Pondiscio started teaching fifth grade in a South Bronx school in 2002. His classroom was filled with struggling readers, all black and Hispanic children from low-income families. The school spent most of the day trying to teach reading, cutting time for science, social studies, art and music. Students didn't develop the background knowledge that might help build comprehension -- and few mastered reading.


But he wasn't supposed to teach, his Calkins-trained "literacy coach" told him. Explicit explanations and directions were "giving instructions," not teaching, she said.


He was supposed to "model" the habits of good readers, then send them off to read on their own. Students were called "readers" and "authors," as though "this could be a self-fulfilling prophecy," he recalls.


"Calkins’s greatest sin against literacy is what can only be described as the Tinkerbell Effect: the sense that children will become good readers if their teachers would only believe with sufficient fervor," Pondiscio writes. The secret, teachers were told, is to get kids "to love books and stories — not so much teaching reading as selling it to children."


But, if reading is a struggle, lovers of stories can watch videos.


Pondiscio worries that the monster isn't really dead. Some teachers will resist learning new ways to teach. Others will go too far, teaching all phonics all the time and forgetting about the need to develop students' knowledge and vocabulary.


"Phonics, while critical, is just the starting line," he concludes. "Reading comprehension is the long game."


"Three-cueing" chart at VOICE school in New York City.

One third of students at VOICE school in Queens are recent migrants living in shelters or hotel rooms, reports Marianna McMurdock on The 74. Most speak Spanish, but some come from Pakistan, Egypt and other countries. The K-8 school is scrambling to teach them before they're moved on. A reading chart on "tricky words" urges them to guess by looking at the picture and skip difficult words.
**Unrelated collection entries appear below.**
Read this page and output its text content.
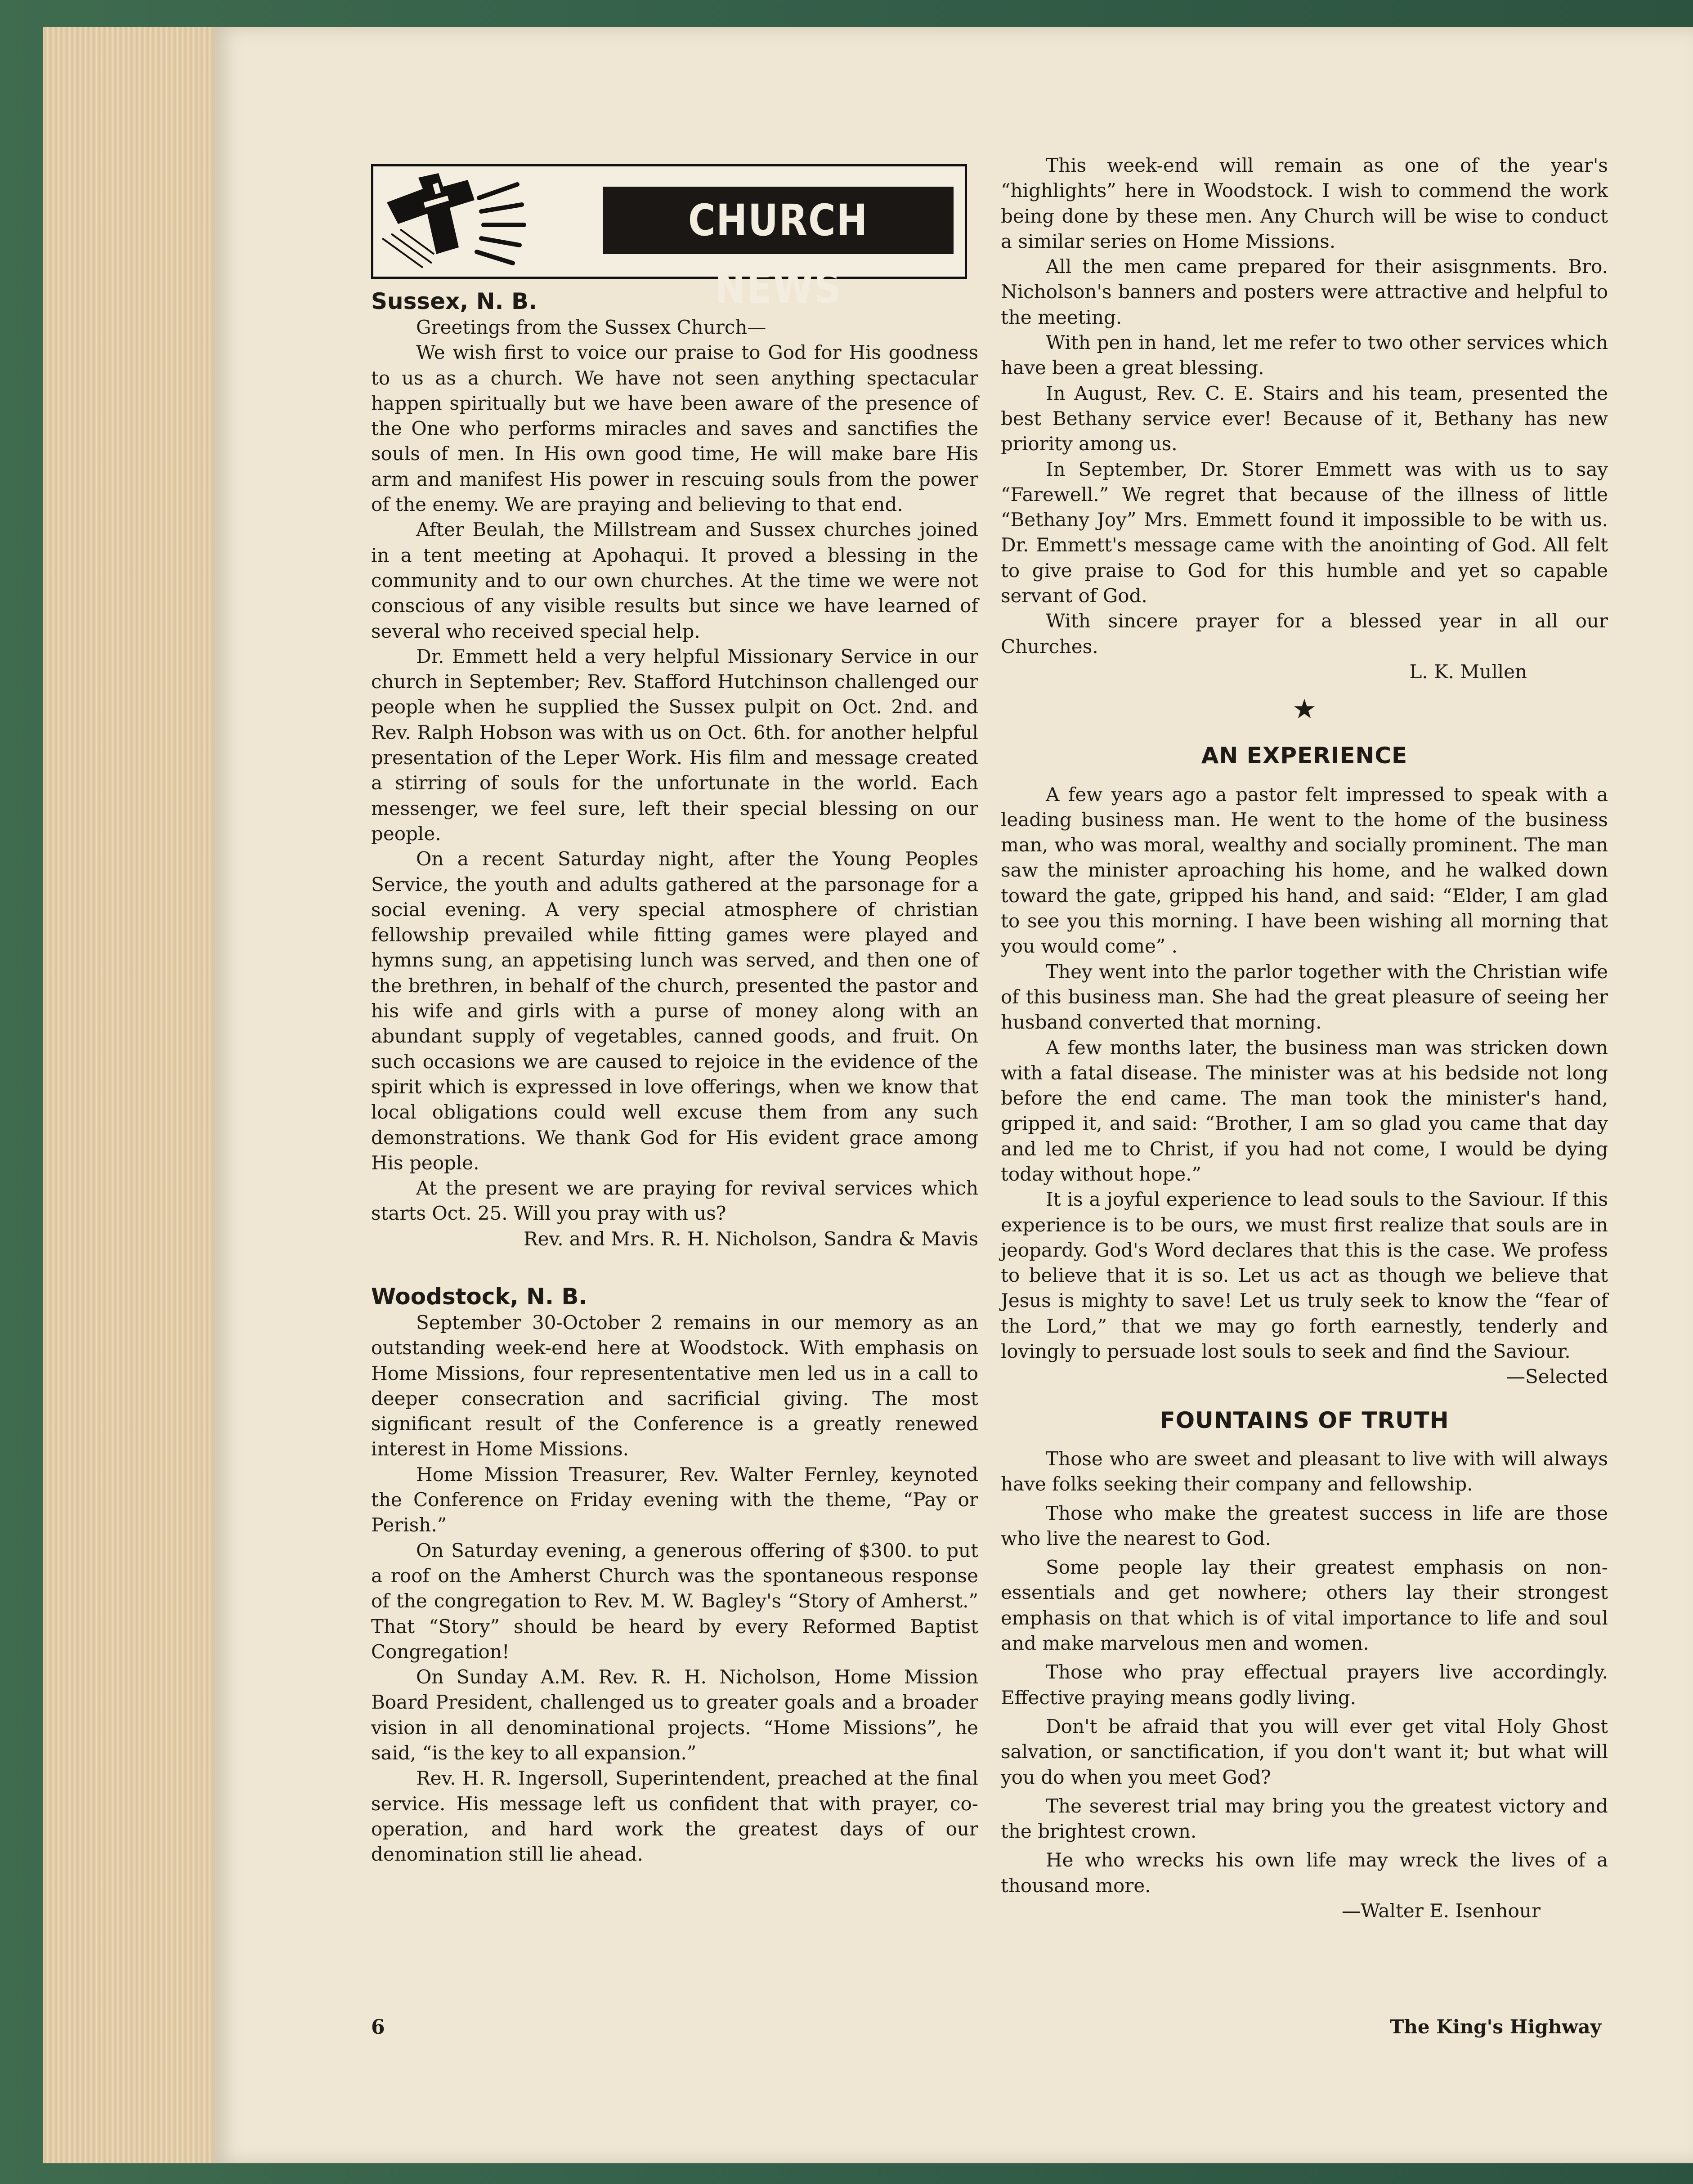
CHURCH NEWS

Sussex, N. B.

Greetings from the Sussex Church—

We wish first to voice our praise to God for His goodness to us as a church. We have not seen anything spectacular happen spiritually but we have been aware of the presence of the One who performs miracles and saves and sanctifies the souls of men. In His own good time, He will make bare His arm and manifest His power in rescuing souls from the power of the enemy. We are praying and believing to that end.

After Beulah, the Millstream and Sussex churches joined in a tent meeting at Apohaqui. It proved a blessing in the community and to our own churches. At the time we were not conscious of any visible results but since we have learned of several who received special help.

Dr. Emmett held a very helpful Missionary Service in our church in September; Rev. Stafford Hutchinson challenged our people when he supplied the Sussex pulpit on Oct. 2nd. and Rev. Ralph Hobson was with us on Oct. 6th. for another helpful presentation of the Leper Work. His film and message created a stirring of souls for the unfortunate in the world. Each messenger, we feel sure, left their special blessing on our people.

On a recent Saturday night, after the Young Peoples Service, the youth and adults gathered at the parsonage for a social evening. A very special atmosphere of christian fellowship prevailed while fitting games were played and hymns sung, an appetising lunch was served, and then one of the brethren, in behalf of the church, presented the pastor and his wife and girls with a purse of money along with an abundant supply of vegetables, canned goods, and fruit. On such occasions we are caused to rejoice in the evidence of the spirit which is expressed in love offerings, when we know that local obligations could well excuse them from any such demonstrations. We thank God for His evident grace among His people.

At the present we are praying for revival services which starts Oct. 25. Will you pray with us?

Rev. and Mrs. R. H. Nicholson, Sandra & Mavis

Woodstock, N. B.

September 30-October 2 remains in our memory as an outstanding week-end here at Woodstock. With emphasis on Home Missions, four represententative men led us in a call to deeper consecration and sacrificial giving. The most significant result of the Conference is a greatly renewed interest in Home Missions.

Home Mission Treasurer, Rev. Walter Fernley, keynoted the Conference on Friday evening with the theme, “Pay or Perish.”

On Saturday evening, a generous offering of $300. to put a roof on the Amherst Church was the spontaneous response of the congregation to Rev. M. W. Bagley's “Story of Amherst.” That “Story” should be heard by every Reformed Baptist Congregation!

On Sunday A.M. Rev. R. H. Nicholson, Home Mission Board President, challenged us to greater goals and a broader vision in all denominational projects. “Home Missions”, he said, “is the key to all expansion.”

Rev. H. R. Ingersoll, Superintendent, preached at the final service. His message left us confident that with prayer, co-operation, and hard work the greatest days of our denomination still lie ahead.

This week-end will remain as one of the year's “highlights” here in Woodstock. I wish to commend the work being done by these men. Any Church will be wise to conduct a similar series on Home Missions.

All the men came prepared for their asisgnments. Bro. Nicholson's banners and posters were attractive and helpful to the meeting.

With pen in hand, let me refer to two other services which have been a great blessing.

In August, Rev. C. E. Stairs and his team, presented the best Bethany service ever! Because of it, Bethany has new priority among us.

In September, Dr. Storer Emmett was with us to say “Farewell.” We regret that because of the illness of little “Bethany Joy” Mrs. Emmett found it impossible to be with us. Dr. Emmett's message came with the anointing of God. All felt to give praise to God for this humble and yet so capable servant of God.

With sincere prayer for a blessed year in all our Churches.

L. K. Mullen

★
AN EXPERIENCE

A few years ago a pastor felt impressed to speak with a leading business man. He went to the home of the business man, who was moral, wealthy and socially prominent. The man saw the minister aproaching his home, and he walked down toward the gate, gripped his hand, and said: “Elder, I am glad to see you this morning. I have been wishing all morning that you would come” .

They went into the parlor together with the Christian wife of this business man. She had the great pleasure of seeing her husband converted that morning.

A few months later, the business man was stricken down with a fatal disease. The minister was at his bedside not long before the end came. The man took the minister's hand, gripped it, and said: “Brother, I am so glad you came that day and led me to Christ, if you had not come, I would be dying today without hope.”

It is a joyful experience to lead souls to the Saviour. If this experience is to be ours, we must first realize that souls are in jeopardy. God's Word declares that this is the case. We profess to believe that it is so. Let us act as though we believe that Jesus is mighty to save! Let us truly seek to know the “fear of the Lord,” that we may go forth earnestly, tenderly and lovingly to persuade lost souls to seek and find the Saviour.

—Selected

FOUNTAINS OF TRUTH

Those who are sweet and pleasant to live with will always have folks seeking their company and fellowship.

Those who make the greatest success in life are those who live the nearest to God.

Some people lay their greatest emphasis on non-essentials and get nowhere; others lay their strongest emphasis on that which is of vital importance to life and soul and make marvelous men and women.

Those who pray effectual prayers live accordingly. Effective praying means godly living.

Don't be afraid that you will ever get vital Holy Ghost salvation, or sanctification, if you don't want it; but what will you do when you meet God?

The severest trial may bring you the greatest victory and the brightest crown.

He who wrecks his own life may wreck the lives of a thousand more.

—Walter E. Isenhour

6	The King's Highway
The move to explicit, systematic, research-based reading instruction will take time and require retraining teachers, writes Pamela Snow, a cognitive scientist in Australia. There's no excuse for continuing low-impact strategies, she argues, "It is the job of schools, not parents, to teach children how to read, and schools can do this successfully, even in disadvantaged communities, if they apply rigorous evidence in their approach to reading instruction."


Balanced literacy makes life easier for teachers, she concludes, but not for students.